Spis treści
- Polska armia – trzecia siła w NATO
- Priorytet rządu Donalda Tuska – bezpieczeństwo Polski
- Zwiększenie limitu powołań do wojska
- Tomczyk pyta o nieobecność Błaszczaka
- Zahamowanie zwolnień z wojska
Polska armia – trzecia siła w NATO
Podczas czwartkowego posiedzenia Sejmu, posłowie KO skierowali pytanie do ministra obrony narodowej w sprawie powołań do służby wojskowej i zwiększenia liczebności armii. Odpowiedzi udzielił Cezary Tomczyk, wiceszef MON, który podkreślił, że Polska ma trzecią pod względem wielkości armię w NATO.
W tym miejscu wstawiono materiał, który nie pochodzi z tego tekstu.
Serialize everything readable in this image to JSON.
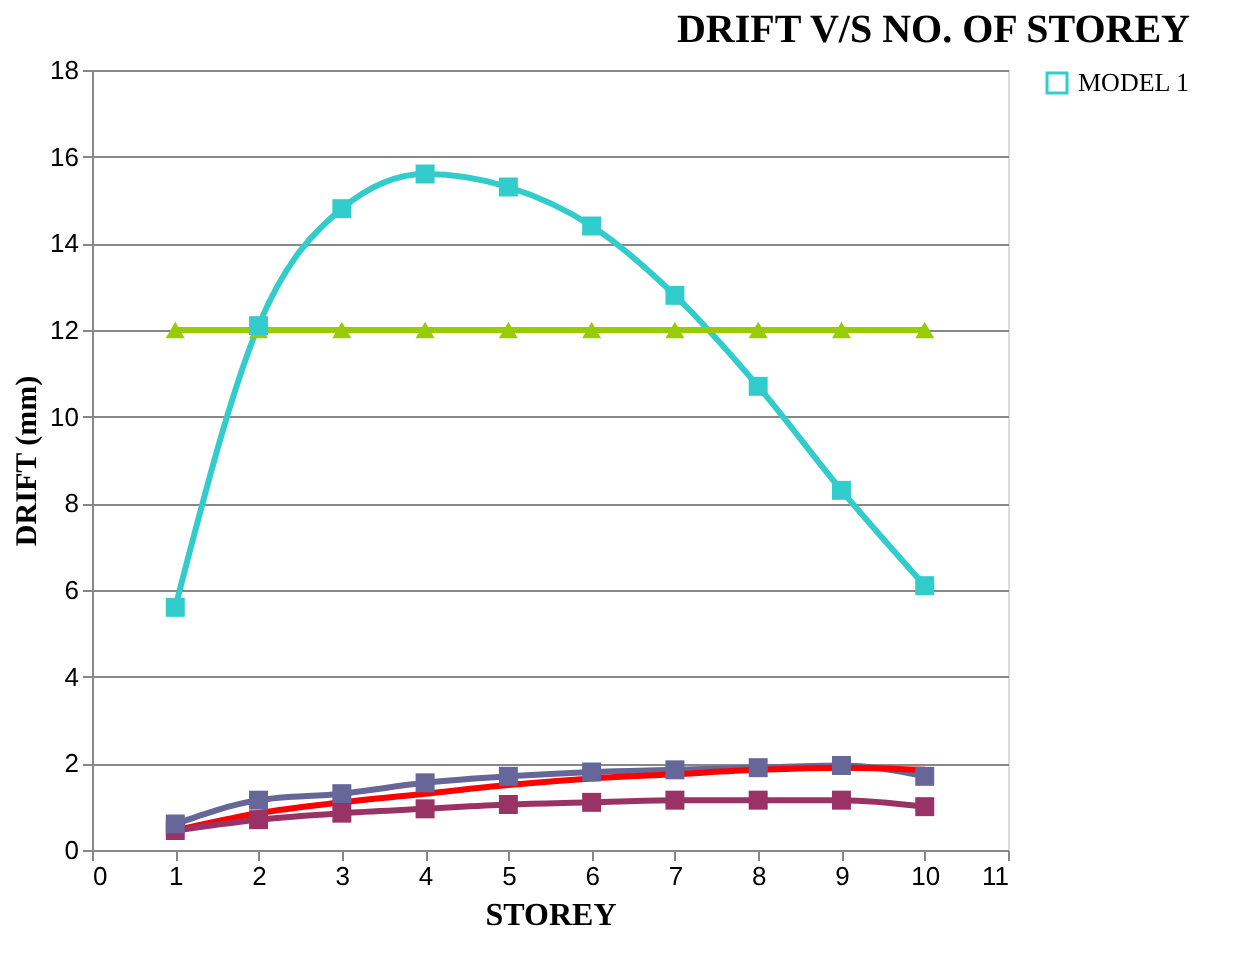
{
  "chart_data": {
    "type": "line",
    "title": "DRIFT V/S NO. OF STOREY",
    "xlabel": "STOREY",
    "ylabel": "DRIFT (mm)",
    "x": [
      1,
      2,
      3,
      4,
      5,
      6,
      7,
      8,
      9,
      10
    ],
    "xlim": [
      0,
      11
    ],
    "xticks": [
      0,
      1,
      2,
      3,
      4,
      5,
      6,
      7,
      8,
      9,
      10,
      11
    ],
    "ylim": [
      0,
      18
    ],
    "yticks": [
      0,
      2,
      4,
      6,
      8,
      10,
      12,
      14,
      16,
      18
    ],
    "grid": "y",
    "legend": "right",
    "line_style": "solid",
    "series": [
      {
        "name": "MODEL 1",
        "color": "#33cccc",
        "marker": "square",
        "values": [
          5.6,
          12.1,
          14.8,
          15.6,
          15.3,
          14.4,
          12.8,
          10.7,
          8.3,
          6.1
        ]
      },
      {
        "color": "#99cc00",
        "marker": "triangle",
        "values": [
          12,
          12,
          12,
          12,
          12,
          12,
          12,
          12,
          12,
          12
        ]
      },
      {
        "color": "#666699",
        "marker": "square",
        "values": [
          0.6,
          1.15,
          1.3,
          1.55,
          1.7,
          1.8,
          1.85,
          1.9,
          1.95,
          1.7
        ]
      },
      {
        "color": "#ff0000",
        "marker": "none",
        "values": [
          0.45,
          0.85,
          1.1,
          1.3,
          1.5,
          1.65,
          1.75,
          1.85,
          1.9,
          1.85
        ]
      },
      {
        "color": "#993366",
        "marker": "square",
        "values": [
          0.45,
          0.7,
          0.85,
          0.95,
          1.05,
          1.1,
          1.15,
          1.15,
          1.15,
          1.0
        ]
      }
    ]
  }
}
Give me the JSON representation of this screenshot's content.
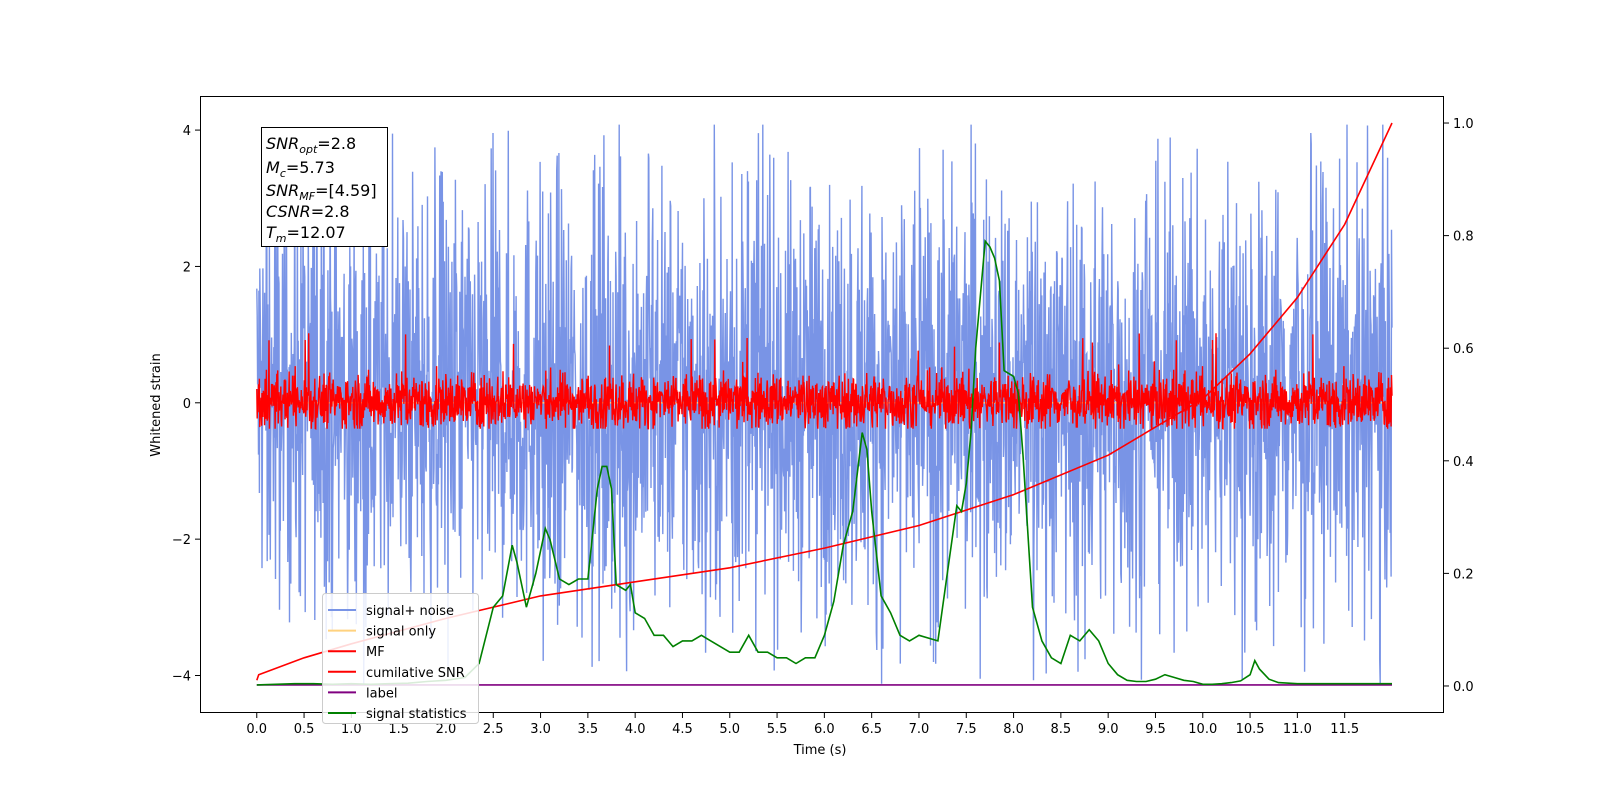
{
  "chart_data": {
    "type": "line",
    "xlabel": "Time (s)",
    "ylabel": "Whitened strain",
    "xlim": [
      -0.6,
      12.55
    ],
    "ylim": [
      -4.55,
      4.5
    ],
    "y2lim": [
      -0.048,
      1.048
    ],
    "grid": false,
    "x_ticks": [
      "0.0",
      "0.5",
      "1.0",
      "1.5",
      "2.0",
      "2.5",
      "3.0",
      "3.5",
      "4.0",
      "4.5",
      "5.0",
      "5.5",
      "6.0",
      "6.5",
      "7.0",
      "7.5",
      "8.0",
      "8.5",
      "9.0",
      "9.5",
      "10.0",
      "10.5",
      "11.0",
      "11.5"
    ],
    "y_ticks": [
      "4",
      "2",
      "0",
      "−2",
      "−4"
    ],
    "y2_ticks": [
      "1.0",
      "0.8",
      "0.6",
      "0.4",
      "0.2",
      "0.0"
    ],
    "legend_position": "lower-left",
    "info_box": {
      "snr_opt": {
        "main": "SNR",
        "sub": "opt",
        "value": "=2.8"
      },
      "mc": {
        "main": "M",
        "sub": "c",
        "value": "=5.73"
      },
      "snr_mf": {
        "main": "SNR",
        "sub": "MF",
        "value": "=[4.59]"
      },
      "csnr": {
        "main": "CSNR",
        "value": "=2.8"
      },
      "tm": {
        "main": "T",
        "sub": "m",
        "value": "=12.07"
      }
    },
    "series": [
      {
        "name": "signal+ noise",
        "color": "#7994e6",
        "axis": "left",
        "style": "noise band",
        "x_range": [
          0.0,
          12.0
        ],
        "typical_range": [
          -2.0,
          2.2
        ],
        "max": 4.08,
        "min": -4.12
      },
      {
        "name": "signal only",
        "color": "#ffd27f",
        "axis": "left",
        "style": "flat near zero",
        "x_range": [
          0.0,
          12.0
        ],
        "value": 0.0
      },
      {
        "name": "MF",
        "color": "#ff0000",
        "axis": "left",
        "style": "noise band",
        "x_range": [
          0.0,
          12.0
        ],
        "typical_range": [
          -0.35,
          0.4
        ],
        "max": 1.02,
        "min": -0.38
      },
      {
        "name": "cumilative SNR",
        "color": "#ff0000",
        "axis": "right",
        "x": [
          0.0,
          0.02,
          0.5,
          1.0,
          2.0,
          3.0,
          4.0,
          5.0,
          6.0,
          7.0,
          8.0,
          9.0,
          10.0,
          10.5,
          11.0,
          11.5,
          12.0
        ],
        "values": [
          0.01,
          0.02,
          0.05,
          0.075,
          0.12,
          0.16,
          0.185,
          0.21,
          0.245,
          0.285,
          0.34,
          0.41,
          0.51,
          0.59,
          0.69,
          0.82,
          1.0
        ]
      },
      {
        "name": "label",
        "color": "#800080",
        "axis": "right",
        "x": [
          0.0,
          12.0
        ],
        "values": [
          0.002,
          0.002
        ]
      },
      {
        "name": "signal statistics",
        "color": "#008000",
        "axis": "right",
        "x": [
          0.0,
          0.2,
          0.4,
          0.6,
          0.8,
          1.0,
          1.2,
          1.4,
          1.6,
          1.8,
          2.0,
          2.2,
          2.35,
          2.5,
          2.6,
          2.7,
          2.75,
          2.85,
          2.95,
          3.05,
          3.1,
          3.2,
          3.3,
          3.4,
          3.5,
          3.6,
          3.65,
          3.7,
          3.75,
          3.8,
          3.9,
          3.95,
          4.0,
          4.1,
          4.2,
          4.3,
          4.4,
          4.5,
          4.6,
          4.7,
          4.8,
          4.9,
          5.0,
          5.1,
          5.2,
          5.3,
          5.4,
          5.5,
          5.6,
          5.7,
          5.8,
          5.9,
          6.0,
          6.05,
          6.1,
          6.2,
          6.3,
          6.4,
          6.45,
          6.5,
          6.6,
          6.7,
          6.8,
          6.9,
          7.0,
          7.2,
          7.3,
          7.4,
          7.45,
          7.5,
          7.55,
          7.6,
          7.7,
          7.75,
          7.8,
          7.85,
          7.9,
          8.0,
          8.05,
          8.1,
          8.2,
          8.3,
          8.4,
          8.5,
          8.6,
          8.7,
          8.8,
          8.9,
          9.0,
          9.1,
          9.2,
          9.3,
          9.4,
          9.5,
          9.6,
          9.7,
          9.8,
          9.9,
          10.0,
          10.1,
          10.2,
          10.3,
          10.4,
          10.5,
          10.55,
          10.6,
          10.7,
          10.8,
          11.0,
          11.2,
          11.5,
          11.8,
          12.0
        ],
        "values": [
          0.002,
          0.003,
          0.004,
          0.004,
          0.003,
          0.004,
          0.003,
          0.004,
          0.005,
          0.008,
          0.01,
          0.015,
          0.04,
          0.14,
          0.16,
          0.25,
          0.22,
          0.14,
          0.2,
          0.28,
          0.26,
          0.19,
          0.18,
          0.19,
          0.19,
          0.35,
          0.39,
          0.39,
          0.35,
          0.18,
          0.17,
          0.18,
          0.13,
          0.12,
          0.09,
          0.09,
          0.07,
          0.08,
          0.08,
          0.09,
          0.08,
          0.07,
          0.06,
          0.06,
          0.09,
          0.06,
          0.06,
          0.05,
          0.05,
          0.04,
          0.05,
          0.05,
          0.09,
          0.12,
          0.15,
          0.25,
          0.31,
          0.45,
          0.42,
          0.31,
          0.16,
          0.13,
          0.09,
          0.08,
          0.09,
          0.08,
          0.2,
          0.32,
          0.31,
          0.36,
          0.45,
          0.6,
          0.79,
          0.78,
          0.76,
          0.72,
          0.56,
          0.55,
          0.52,
          0.41,
          0.14,
          0.08,
          0.05,
          0.04,
          0.09,
          0.08,
          0.1,
          0.08,
          0.04,
          0.02,
          0.01,
          0.008,
          0.008,
          0.012,
          0.02,
          0.015,
          0.01,
          0.008,
          0.003,
          0.003,
          0.004,
          0.006,
          0.009,
          0.02,
          0.045,
          0.03,
          0.012,
          0.006,
          0.004,
          0.004,
          0.004,
          0.004,
          0.004
        ]
      }
    ]
  }
}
„Po Stanach Zjednoczonych i Turcji armia polska jest dzisiaj najliczniejsza w całym Sojuszu Północnoatlantyckim” - zaznaczył Tomczyk.
I - jak mówił - "dzisiaj nie tylko ja, w imieniu ministra obrony narodowej, i nie tylko my na tej sali, ale każdy Polak i każda Polka powinni być z tego dumni".
Tomczyk podkreślił, że polska armia liczy obecnie około 208 tysięcy żołnierzy.
"Mamy wzrost liczby żołnierzy zarówno wśród żołnierzy Wojsk Obrony Terytorialnej, wzrost jeżeli chodzi o żołnierzy w służbie zawodowej, wzrost, jeżeli chodzi o dobrowolną zasadniczą służbę wojskową" - powiedział wiceszef MON.
Priorytet rządu Donalda Tuska – bezpieczeństwo Polski
Tomczyk podkreślił, że rząd premiera Donalda Tuska traktuje kwestie armii i bezpieczeństwa jako najważniejszy priorytet.
„Rząd premiera Donalda Tuska zdecydował o tym, żeby kwestie armii, kwestie bezpieczeństwa były najważniejszym priorytetem dla tego rządu. Nie ma dzisiaj niczego ważniejszego niż bezpieczeństwo naszego kraju” - podkreślił Tomczyk.
Zwiększenie limitu powołań do wojska
Wiceszef MON zwrócił uwagę, że poprzedni rząd ustalił limit na dobrowolną zasadniczą służbę wojskową na poziomie 34 550 żołnierzy na rok 2024. Obecny rząd zwiększył ten limit o 13 tysięcy żołnierzy.
„To Rada Ministrów w 2024 roku pod wodzą premiera Donalda Tuska i wicepremiera Władysława Kosiniaka-Kamysza zwiększyła ten limit w lipcu o 10 tysięcy żołnierzy i na koniec roku o 3 tys. żołnierzy. Czyli o 13 tysięcy żołnierzy więcej, niż planował poprzedni rząd” - zaznaczył wiceminister.
Tomczyk dodał, że na rok 2025 rząd planuje dalsze zwiększenie limitu powołań o 5 tysięcy żołnierzy w stosunku do planów poprzedniego szefa MON, Mariusza Błaszczaka.
Tomczyk pyta o nieobecność Błaszczaka
Cezary Tomczyk zwrócił się z pytaniem o nieobecność Mariusza Błaszczaka na sali sejmowej.
„Chciałbym zapytać, gdzie jest dzisiaj Mariusz Błaszczak? Dlaczego go nie ma dzisiaj na tej sali, skoro publicznie formułuje bardzo często nieprawdziwe sformułowania, nieprawdziwe tezy, jeżeli chodzi o wojsko polskie. Czemu go dzisiaj na tej sali nie ma? Moim zdaniem odpowiedź jest prosta, bo konfrontacja z faktami jest po prostu trudna” - zaznaczył Tomczyk.
Zahamowanie zwolnień z wojska
Tomczyk podkreślił, że obecny rząd zahamował trend zwolnień z zawodowej służby wojskowej.
„W stosunku do roku 2023, kiedy rządził rząd PiS ten spadek został zredukowany o 50 procent” - przekazał Tomczyk.